At the time of her death, 10 years later, Berlin had also published 76 short stories and six story collections, several of them highly regarded. But none sold especially well, and none of her bestknown works were in print. 

And yet literary celebrity may be upon Lucia Berlin. 

Following the 2015 publication of a posthumous story collection, A Manual for Cleaning Women: Selected Stories (Farrar, Straus and Giroux), Berlin has received full-throated praise from critics. They’ve called her “an important American writer” and “one of America’s best kept secrets.” They’ve compared her to Raymond Carver and Noble Prize-winner Alice Munro. 

Within a week of the book’s debut, it became a New York Times best-seller. Within a month, it had outsold all Berlin’s previous work combined. The New York Times Book Review ultimately named Cleaning Women one of the “10 Best Books of 2015.” 

“Berlin is one of our finest writers and here she is at the height of her powers,” Molly Giles wrote of Cleaning Women in the San Francisco Chronicle. Berlin’s literary career began with promise: She was first published at age 24 in Saul Bellow’s journal, The Noble Savage. Then came the  marriages and children, and the long but successful struggle with drink. Along the way she wrote her stories, while piecing together a living from humbler work. Her first story collection, Angels Laundromat, appeared in 1981, during a long period in Northern California. 

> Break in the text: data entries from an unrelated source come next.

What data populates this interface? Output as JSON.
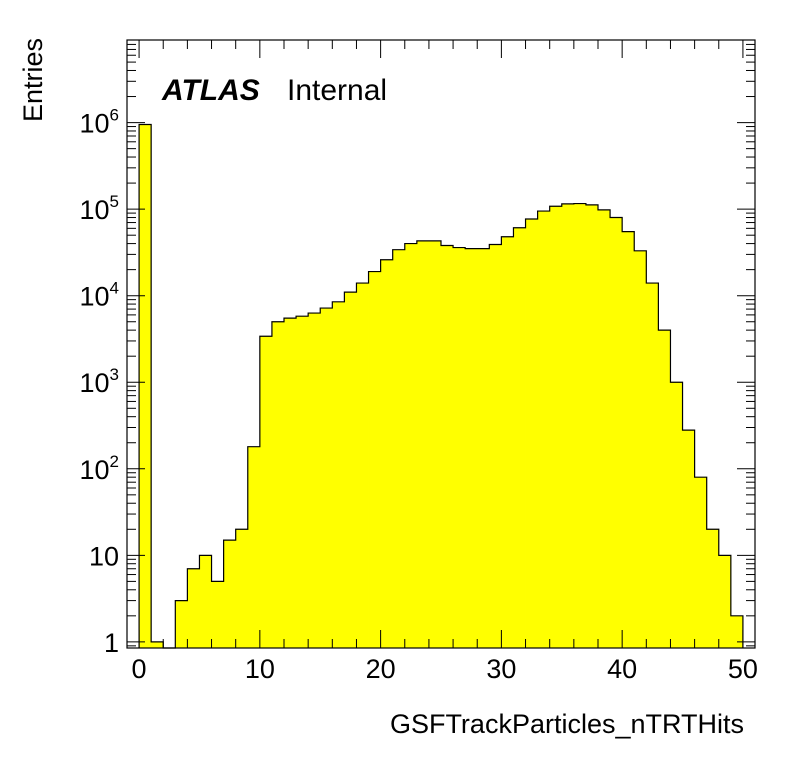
{
  "chart_data": {
    "type": "histogram",
    "title": "",
    "xlabel": "GSFTrackParticles_nTRTHits",
    "ylabel": "Entries",
    "label": {
      "experiment": "ATLAS",
      "status": "Internal"
    },
    "x_range": [
      -1,
      51
    ],
    "y_range": [
      0.85,
      9000000
    ],
    "y_scale": "log",
    "bin_width": 1,
    "bin_start": 0,
    "x_ticks": [
      0,
      10,
      20,
      30,
      40,
      50
    ],
    "y_ticks": [
      {
        "value": 1,
        "base": "1",
        "exp": ""
      },
      {
        "value": 10,
        "base": "10",
        "exp": ""
      },
      {
        "value": 100,
        "base": "10",
        "exp": "2"
      },
      {
        "value": 1000,
        "base": "10",
        "exp": "3"
      },
      {
        "value": 10000,
        "base": "10",
        "exp": "4"
      },
      {
        "value": 100000,
        "base": "10",
        "exp": "5"
      },
      {
        "value": 1000000,
        "base": "10",
        "exp": "6"
      }
    ],
    "fill_color": "#ffff00",
    "line_color": "#000000",
    "grid": false,
    "legend": "none",
    "values": [
      950000,
      1,
      0,
      3,
      7,
      10,
      5,
      15,
      20,
      180,
      3400,
      5000,
      5500,
      5800,
      6300,
      7200,
      8500,
      11000,
      14000,
      19000,
      26000,
      34000,
      40000,
      43000,
      43000,
      38000,
      36000,
      35000,
      35000,
      39000,
      48000,
      61000,
      77000,
      95000,
      108000,
      115000,
      116000,
      112000,
      98000,
      80000,
      55000,
      33000,
      14000,
      4000,
      1000,
      280,
      80,
      20,
      10,
      2
    ]
  }
}
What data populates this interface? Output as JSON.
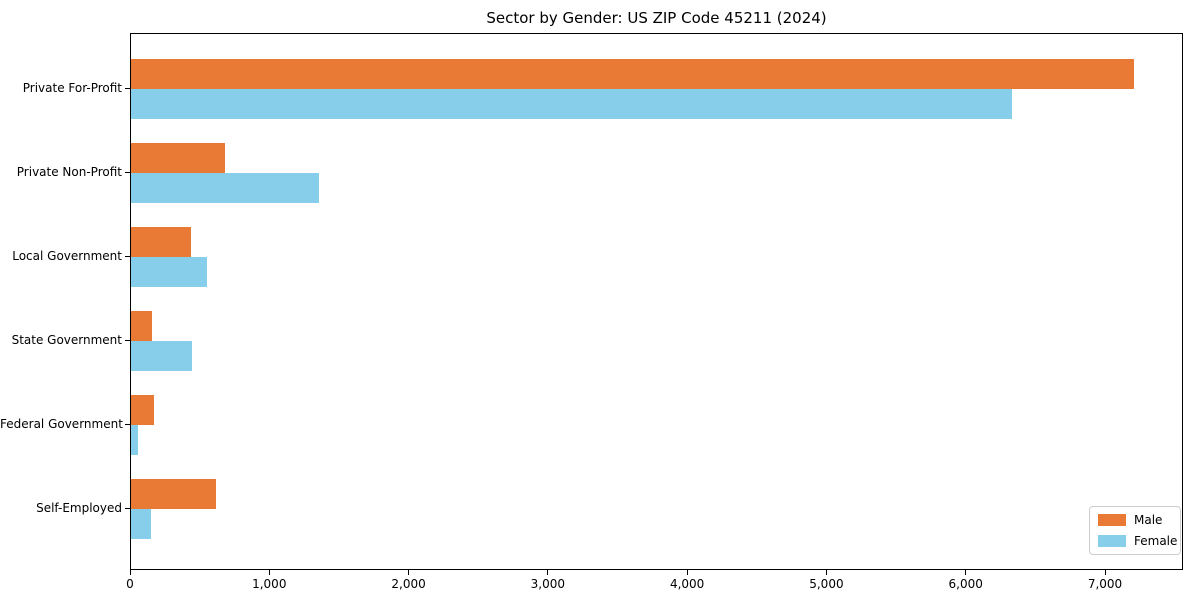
{
  "chart_data": {
    "type": "bar",
    "orientation": "horizontal",
    "title": "Sector by Gender: US ZIP Code 45211 (2024)",
    "categories": [
      "Private For-Profit",
      "Private Non-Profit",
      "Local Government",
      "State Government",
      "Federal Government",
      "Self-Employed"
    ],
    "series": [
      {
        "name": "Male",
        "color": "#e87a35",
        "values": [
          7215,
          675,
          435,
          150,
          165,
          615
        ]
      },
      {
        "name": "Female",
        "color": "#87ceeb",
        "values": [
          6340,
          1350,
          550,
          440,
          50,
          145
        ]
      }
    ],
    "xlabel": "",
    "ylabel": "",
    "xlim": [
      0,
      7560
    ],
    "x_ticks": [
      0,
      1000,
      2000,
      3000,
      4000,
      5000,
      6000,
      7000
    ],
    "x_tick_labels": [
      "0",
      "1,000",
      "2,000",
      "3,000",
      "4,000",
      "5,000",
      "6,000",
      "7,000"
    ],
    "grid": false,
    "legend": {
      "position": "lower right",
      "entries": [
        "Male",
        "Female"
      ]
    },
    "colors": {
      "background": "#ffffff",
      "spine": "#000000",
      "legend_border": "#cccccc"
    }
  }
}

Two of her biggest successes came in the early 1990s, with the publication of Homesick (1991) and So Long (1993). Homesick won an American Book Award, and in 1994 poet Edward Dorn, an old friend who taught at CU-Boulder, lured her to campus as a writer-in-residence for the English department’s creative writing program. 

At a time when the program was known for “experimental fiction,” Berlin was notable for writing social realism with lively characters and a blend of autobiography and fiction. 

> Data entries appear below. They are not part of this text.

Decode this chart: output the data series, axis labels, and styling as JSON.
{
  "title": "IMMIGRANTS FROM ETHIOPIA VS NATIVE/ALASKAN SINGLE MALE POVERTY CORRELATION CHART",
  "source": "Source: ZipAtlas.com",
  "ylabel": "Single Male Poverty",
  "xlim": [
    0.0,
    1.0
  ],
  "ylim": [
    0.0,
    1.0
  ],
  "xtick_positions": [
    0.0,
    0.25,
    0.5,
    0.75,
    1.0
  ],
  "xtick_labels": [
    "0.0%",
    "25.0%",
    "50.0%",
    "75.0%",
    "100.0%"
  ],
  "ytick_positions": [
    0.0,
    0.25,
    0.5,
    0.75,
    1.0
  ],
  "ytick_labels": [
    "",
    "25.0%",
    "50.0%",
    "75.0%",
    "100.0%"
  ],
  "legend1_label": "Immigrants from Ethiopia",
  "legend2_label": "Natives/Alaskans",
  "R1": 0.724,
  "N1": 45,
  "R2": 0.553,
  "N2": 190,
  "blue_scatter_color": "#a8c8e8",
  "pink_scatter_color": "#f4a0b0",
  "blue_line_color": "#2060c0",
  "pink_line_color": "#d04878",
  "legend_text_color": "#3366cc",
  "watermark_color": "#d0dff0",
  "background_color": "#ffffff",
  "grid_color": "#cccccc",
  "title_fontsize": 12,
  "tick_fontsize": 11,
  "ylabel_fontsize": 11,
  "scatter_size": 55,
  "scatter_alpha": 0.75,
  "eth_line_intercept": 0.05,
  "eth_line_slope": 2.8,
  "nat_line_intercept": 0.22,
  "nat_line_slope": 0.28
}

Having a colorful life didn’t hurt. Born in Alaska in 1936, the daughter of a mining engineer, Berlin grew up among working people in a series of mining camps. 

She later tasted society life in Santiago, Chile, where her family moved after World War II; it was there that Prince Aly Khan, an international playboy and one-time husband of actress Rita Heyworth, lit her first cigarette, according to a life sketch accompanying Cleaning Woman. She married two Harvard graduates in sequence and lived among intellectual bohemians in New York and New Mexico. 

But in her writing Berlin embraced the gritty minutia of everyday life, often the hard life. She dealt with vulnerabilities and vices — restlessness, poverty, scattered friends and family, divorce, addiction. She was familiar with detox centers, Medicaid clinics, self-destruction. 

In all, Berlin was at CU for six years. She’d been hired for her literary talent, but she excelled in the classroom as much because of her warm, empathetic and nonjudgmental approach to teaching. 

“Lucia had her own style, but she never tried to create clones of herself,” said Martin Bickman, a CU English professor who knew her. “She liked to hear students’ stories, not what they thought they should write for her class.” 

This bred loyalty, said Peter Michelson, an emeritus professor of creative writing: “She never ended class with a judgment. Lucia wanted her students to keep writing.”

Within two years, Berlin received the university-wide “Excellence in Teaching” award and was promoted to associate professor. Near the end of her CU career, in 1999, she published the third of her best-known story collections, Where I Live Now

By then her health was poor, an oxygen tank her constant companion. She left the university in 2000 but lingered in Boulder a while, living on Mapleton Hill and in an East Boulder mobile home park. 

When she died in California in 2004, near her sons, it was on Nov. 12, her 68th birthday — a tidy ending to an untidy life that begat stories to remember.